Through classroom instruction and many role-playing scenarios, the training aims to empower officers to step in if they see another officer getting heated, without the issues of rank, gender or other social issues acting as inhibitors.
Hansen said the active bystander idea has worked in other fields such as medical and aviation in an effort to help prevent mistakes, and he believes it will work for law enforcement.
Logan Police Chief Gary Jensen, who helped write the application to bring the training to Utah, says he believes officers in the state are already good at stepping in when they need to.
"This isn't necessarily new to us," he said. "But we're definitely taking this formal class and we're bringing this forward and we're going to teach it in a more formal setting."
Jensen, who reviews every police use-of-force incident in Logan, says he sees officers making good decisions all the time as well as "active bystandership," meaning officers are helping each other keep their emotions in check. He recalled a recent incident in which an officer with just one year of experience intervened with a veteran officer after a suspect was already in custody during what the chief described as a "very emotional call."
"He needed to get that officer to bring his emotion back down to where he felt it should be. So he literally went over and kind of tapped his partner on the shoulder and said, 'Hey, go take a breath for a second. I got this.' That's exactly what this training is about, is keeping us healthy," the chief said.
Jensen said there was even one time in his career when an officer tapped him on the shoulder and had him step back.
"I appreciated and still appreciate it," he said. "I was able to check back and come down a little bit and meet the situation in a better fashion. It was good."
Officers are often able to set the tone of a call. "If we're emotional beyond reason, then the incident rises to our level," Jensen said, adding that if an officer can manage his or her emotions, then the situation is more likely to remain stable.

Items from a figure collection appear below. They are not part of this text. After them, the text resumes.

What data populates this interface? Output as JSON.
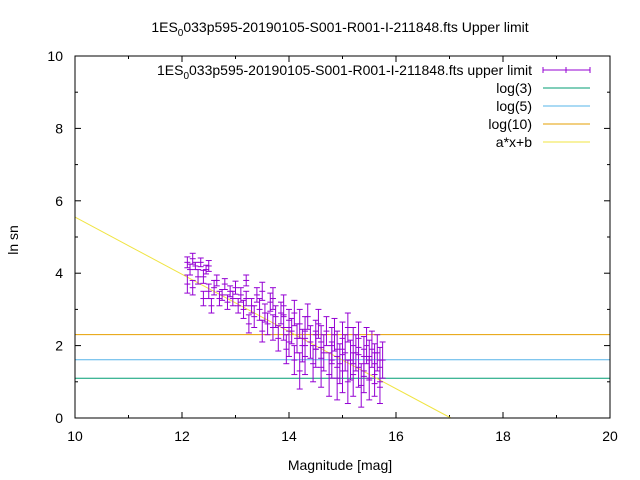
{
  "chart_data": {
    "type": "scatter",
    "title_parts": [
      "1ES",
      "0",
      "033p595-20190105-S001-R001-I-211848.fts Upper limit"
    ],
    "xlabel": "Magnitude [mag]",
    "ylabel": "ln sn",
    "xlim": [
      10,
      20
    ],
    "ylim": [
      0,
      10
    ],
    "x_ticks": [
      "10",
      "12",
      "14",
      "16",
      "18",
      "20"
    ],
    "y_ticks": [
      "0",
      "2",
      "4",
      "6",
      "8",
      "10"
    ],
    "legend_position": "top-right",
    "legend": [
      {
        "key": "data",
        "parts": [
          "1ES",
          "0",
          "033p595-20190105-S001-R001-I-211848.fts upper limit"
        ],
        "color": "#9400d3"
      },
      {
        "key": "log3",
        "label": "log(3)",
        "color": "#009e73"
      },
      {
        "key": "log5",
        "label": "log(5)",
        "color": "#56b4e9"
      },
      {
        "key": "log10",
        "label": "log(10)",
        "color": "#e69f00"
      },
      {
        "key": "fit",
        "label": "a*x+b",
        "color": "#f0e442"
      }
    ],
    "hlines": [
      {
        "key": "log3",
        "y": 1.0986
      },
      {
        "key": "log5",
        "y": 1.6094
      },
      {
        "key": "log10",
        "y": 2.3026
      }
    ],
    "fit_line": {
      "slope": -0.79,
      "intercept": 13.45
    },
    "series": [
      {
        "key": "data",
        "points": [
          [
            12.1,
            4.3,
            0.15
          ],
          [
            12.1,
            3.7,
            0.25
          ],
          [
            12.15,
            4.1,
            0.15
          ],
          [
            12.2,
            3.6,
            0.2
          ],
          [
            12.2,
            4.4,
            0.15
          ],
          [
            12.25,
            4.2,
            0.1
          ],
          [
            12.3,
            3.9,
            0.2
          ],
          [
            12.35,
            4.3,
            0.12
          ],
          [
            12.4,
            3.3,
            0.2
          ],
          [
            12.4,
            3.9,
            0.18
          ],
          [
            12.45,
            4.1,
            0.12
          ],
          [
            12.5,
            3.5,
            0.2
          ],
          [
            12.5,
            4.2,
            0.15
          ],
          [
            12.55,
            3.1,
            0.2
          ],
          [
            12.6,
            3.6,
            0.2
          ],
          [
            12.65,
            3.8,
            0.15
          ],
          [
            12.7,
            3.3,
            0.2
          ],
          [
            12.75,
            3.4,
            0.15
          ],
          [
            12.8,
            3.7,
            0.15
          ],
          [
            12.85,
            3.2,
            0.2
          ],
          [
            12.9,
            3.5,
            0.15
          ],
          [
            12.95,
            3.3,
            0.2
          ],
          [
            13.0,
            3.6,
            0.18
          ],
          [
            13.05,
            3.1,
            0.2
          ],
          [
            13.1,
            3.4,
            0.2
          ],
          [
            13.15,
            3.0,
            0.25
          ],
          [
            13.2,
            3.3,
            0.2
          ],
          [
            13.2,
            3.8,
            0.15
          ],
          [
            13.25,
            2.6,
            0.25
          ],
          [
            13.3,
            3.1,
            0.2
          ],
          [
            13.35,
            2.8,
            0.3
          ],
          [
            13.4,
            3.4,
            0.2
          ],
          [
            13.45,
            3.0,
            0.3
          ],
          [
            13.5,
            2.4,
            0.3
          ],
          [
            13.5,
            3.5,
            0.25
          ],
          [
            13.55,
            2.9,
            0.25
          ],
          [
            13.6,
            2.6,
            0.3
          ],
          [
            13.65,
            3.2,
            0.25
          ],
          [
            13.7,
            2.5,
            0.35
          ],
          [
            13.7,
            3.3,
            0.3
          ],
          [
            13.75,
            2.8,
            0.3
          ],
          [
            13.8,
            2.2,
            0.35
          ],
          [
            13.85,
            2.9,
            0.3
          ],
          [
            13.9,
            2.5,
            0.35
          ],
          [
            13.9,
            3.1,
            0.3
          ],
          [
            13.95,
            1.9,
            0.4
          ],
          [
            14.0,
            2.7,
            0.3
          ],
          [
            14.0,
            2.1,
            0.4
          ],
          [
            14.05,
            2.4,
            0.35
          ],
          [
            14.1,
            1.6,
            0.4
          ],
          [
            14.1,
            2.9,
            0.35
          ],
          [
            14.15,
            2.2,
            0.4
          ],
          [
            14.2,
            1.3,
            0.5
          ],
          [
            14.2,
            2.6,
            0.4
          ],
          [
            14.25,
            2.0,
            0.45
          ],
          [
            14.3,
            2.4,
            0.4
          ],
          [
            14.3,
            1.7,
            0.5
          ],
          [
            14.35,
            2.8,
            0.35
          ],
          [
            14.4,
            2.1,
            0.45
          ],
          [
            14.45,
            1.5,
            0.5
          ],
          [
            14.5,
            2.3,
            0.4
          ],
          [
            14.5,
            1.9,
            0.5
          ],
          [
            14.55,
            2.6,
            0.4
          ],
          [
            14.6,
            1.4,
            0.55
          ],
          [
            14.6,
            2.1,
            0.45
          ],
          [
            14.65,
            1.8,
            0.5
          ],
          [
            14.7,
            2.4,
            0.4
          ],
          [
            14.75,
            1.2,
            0.6
          ],
          [
            14.8,
            2.0,
            0.5
          ],
          [
            14.8,
            1.6,
            0.5
          ],
          [
            14.85,
            2.3,
            0.45
          ],
          [
            14.9,
            1.1,
            0.6
          ],
          [
            14.9,
            1.9,
            0.5
          ],
          [
            14.95,
            1.5,
            0.55
          ],
          [
            15.0,
            2.2,
            0.45
          ],
          [
            15.0,
            1.3,
            0.6
          ],
          [
            15.05,
            1.8,
            0.5
          ],
          [
            15.1,
            2.5,
            0.4
          ],
          [
            15.1,
            1.0,
            0.6
          ],
          [
            15.15,
            1.6,
            0.55
          ],
          [
            15.2,
            2.0,
            0.5
          ],
          [
            15.2,
            1.2,
            0.6
          ],
          [
            15.25,
            1.8,
            0.5
          ],
          [
            15.3,
            1.4,
            0.55
          ],
          [
            15.3,
            2.2,
            0.45
          ],
          [
            15.35,
            0.9,
            0.6
          ],
          [
            15.4,
            1.7,
            0.55
          ],
          [
            15.4,
            1.3,
            0.6
          ],
          [
            15.45,
            2.0,
            0.5
          ],
          [
            15.5,
            1.1,
            0.6
          ],
          [
            15.5,
            1.6,
            0.55
          ],
          [
            15.55,
            1.9,
            0.5
          ],
          [
            15.6,
            1.2,
            0.6
          ],
          [
            15.6,
            1.5,
            0.55
          ],
          [
            15.65,
            1.8,
            0.5
          ],
          [
            15.7,
            1.0,
            0.6
          ],
          [
            15.7,
            1.4,
            0.55
          ],
          [
            15.75,
            1.6,
            0.5
          ]
        ]
      }
    ]
  }
}
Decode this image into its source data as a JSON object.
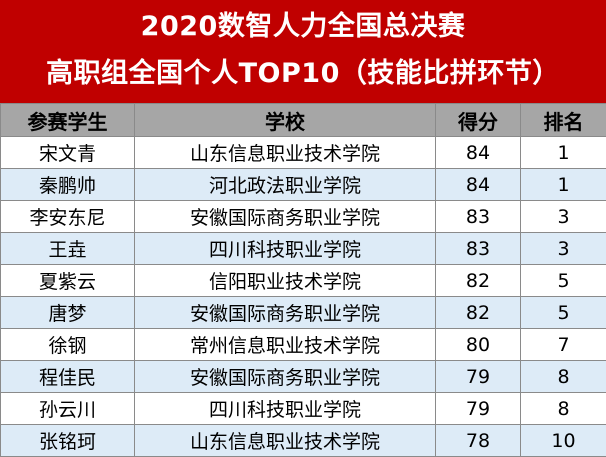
{
  "title": {
    "line1": "2020数智人力全国总决赛",
    "line2": "高职组全国个人TOP10（技能比拼环节）"
  },
  "table": {
    "headers": [
      "参赛学生",
      "学校",
      "得分",
      "排名"
    ],
    "rows": [
      [
        "宋文青",
        "山东信息职业技术学院",
        "84",
        "1"
      ],
      [
        "秦鹏帅",
        "河北政法职业学院",
        "84",
        "1"
      ],
      [
        "李安东尼",
        "安徽国际商务职业学院",
        "83",
        "3"
      ],
      [
        "王垚",
        "四川科技职业学院",
        "83",
        "3"
      ],
      [
        "夏紫云",
        "信阳职业技术学院",
        "82",
        "5"
      ],
      [
        "唐梦",
        "安徽国际商务职业学院",
        "82",
        "5"
      ],
      [
        "徐钢",
        "常州信息职业技术学院",
        "80",
        "7"
      ],
      [
        "程佳民",
        "安徽国际商务职业学院",
        "79",
        "8"
      ],
      [
        "孙云川",
        "四川科技职业学院",
        "79",
        "8"
      ],
      [
        "张铭珂",
        "山东信息职业技术学院",
        "78",
        "10"
      ]
    ]
  },
  "colors": {
    "header_red": "#c00000",
    "column_header_gray": "#a6a6a6",
    "stripe_blue": "#ddebf7"
  }
}
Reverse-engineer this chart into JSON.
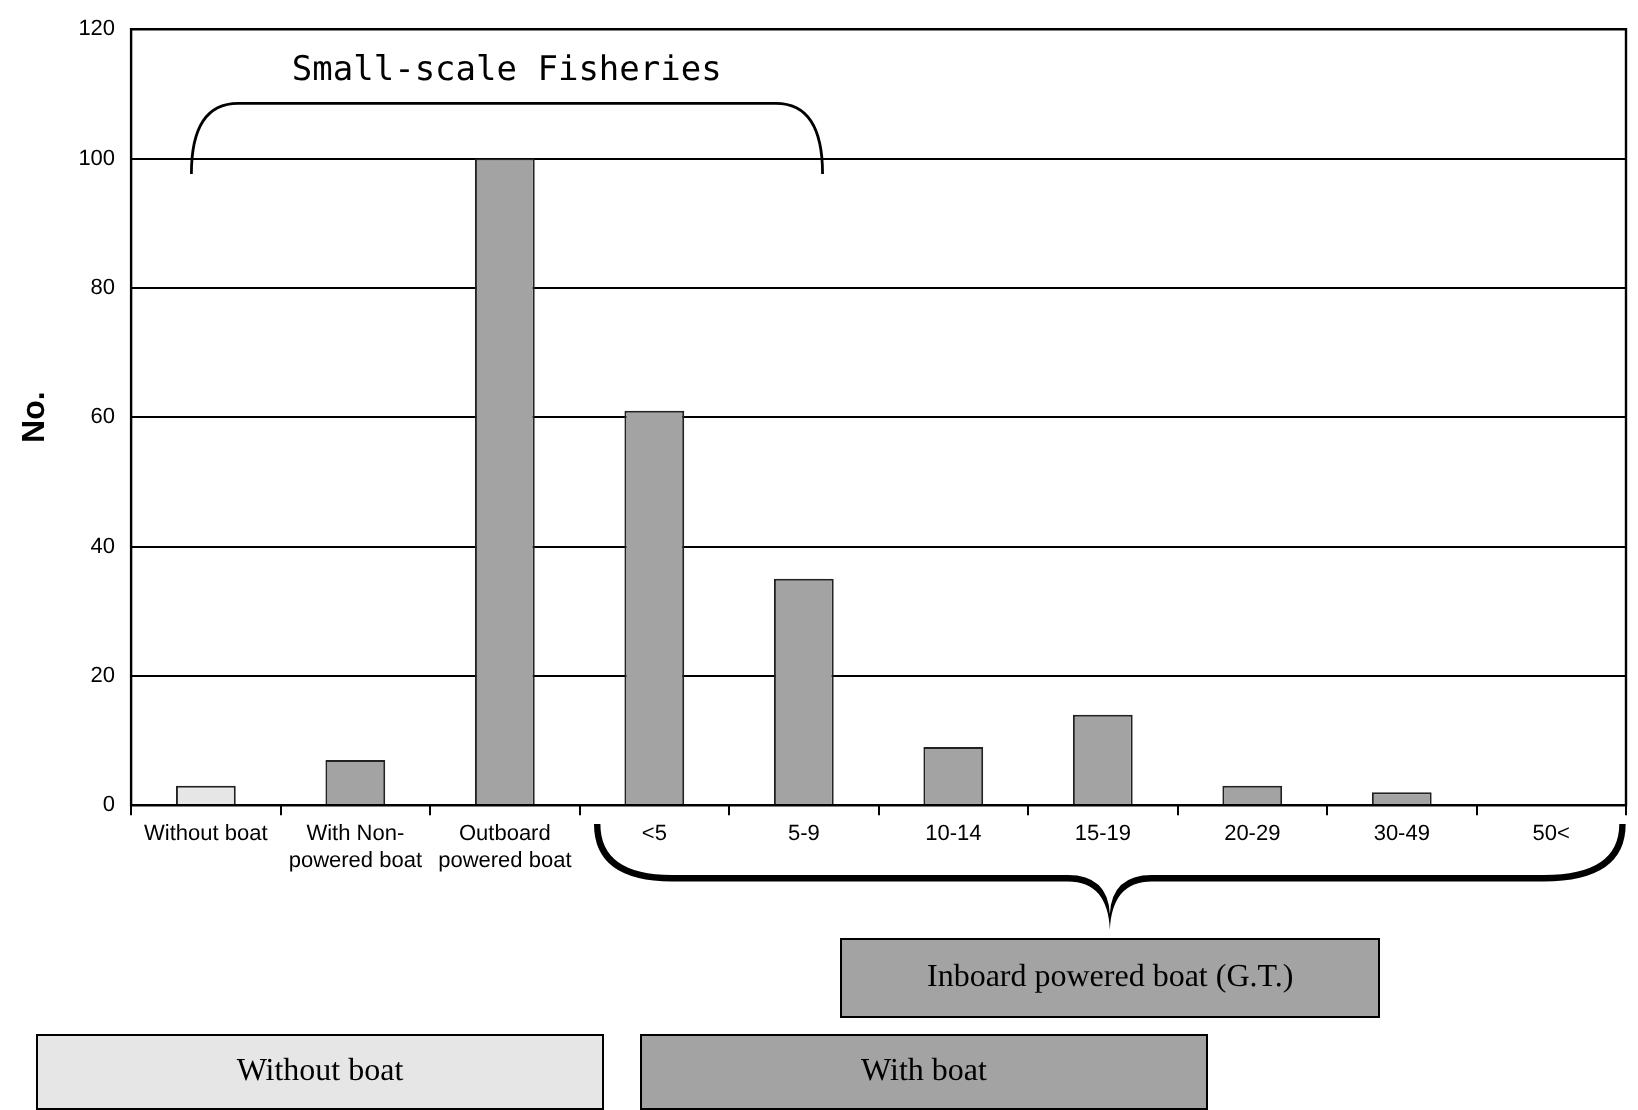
{
  "chart_data": {
    "type": "bar",
    "ylabel": "No.",
    "categories": [
      "Without boat",
      "With Non-powered boat",
      "Outboard powered boat",
      "<5",
      "5-9",
      "10-14",
      "15-19",
      "20-29",
      "30-49",
      "50<"
    ],
    "series": [
      {
        "name": "Without boat",
        "color": "#e6e6e6",
        "values": [
          3,
          null,
          null,
          null,
          null,
          null,
          null,
          null,
          null,
          null
        ]
      },
      {
        "name": "With boat",
        "color": "#a3a3a3",
        "values": [
          null,
          7,
          100,
          61,
          35,
          9,
          14,
          3,
          2,
          0
        ]
      }
    ],
    "ylim": [
      0,
      120
    ],
    "yticks": [
      0,
      20,
      40,
      60,
      80,
      100,
      120
    ],
    "grid": "y",
    "legend": "bottom",
    "annotations": [
      "Small-scale Fisheries",
      "Inboard powered boat (G.T.)"
    ]
  }
}
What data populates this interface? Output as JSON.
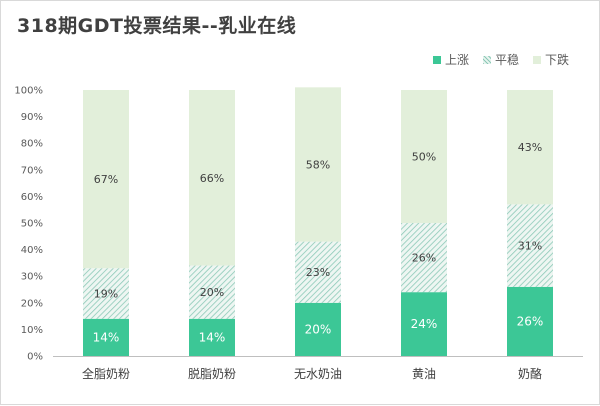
{
  "chart_data": {
    "type": "bar",
    "stacked": true,
    "title": "318期GDT投票结果--乳业在线",
    "categories": [
      "全脂奶粉",
      "脱脂奶粉",
      "无水奶油",
      "黄油",
      "奶酪"
    ],
    "series": [
      {
        "name": "上涨",
        "values": [
          14,
          14,
          20,
          24,
          26
        ],
        "color": "#3cc796"
      },
      {
        "name": "平稳",
        "values": [
          19,
          20,
          23,
          26,
          31
        ],
        "color": "#a8d5c8"
      },
      {
        "name": "下跌",
        "values": [
          67,
          66,
          58,
          50,
          43
        ],
        "color": "#e2efda"
      }
    ],
    "ylim": [
      0,
      100
    ],
    "yticks": [
      "0%",
      "10%",
      "20%",
      "30%",
      "40%",
      "50%",
      "60%",
      "70%",
      "80%",
      "90%",
      "100%"
    ],
    "legend_position": "top-right",
    "grid": false
  }
}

That isn't always easy, the chief admitted. Law enforcers are human and will have moments when emotions are elevated. But he said that's why training like this is important, because officers are also held to a higher standard in the public eye.
"There is an absolutism in law enforcement. We are expected always to be 100%, no error. No error. That's tough. We're human. There are times we get emotional. There are times we feel like, perhaps, we're under attack. But the public has no tolerance for error," he said. "Yes, you can tap the chief on the shoulder and say, 'Hey Chief, I got this,' and hope there won't be repercussions. I believe we have that culture in Logan."
According to the Utah Local Governments Trust, Utah is one of the first states in the nation to offer the training statewide.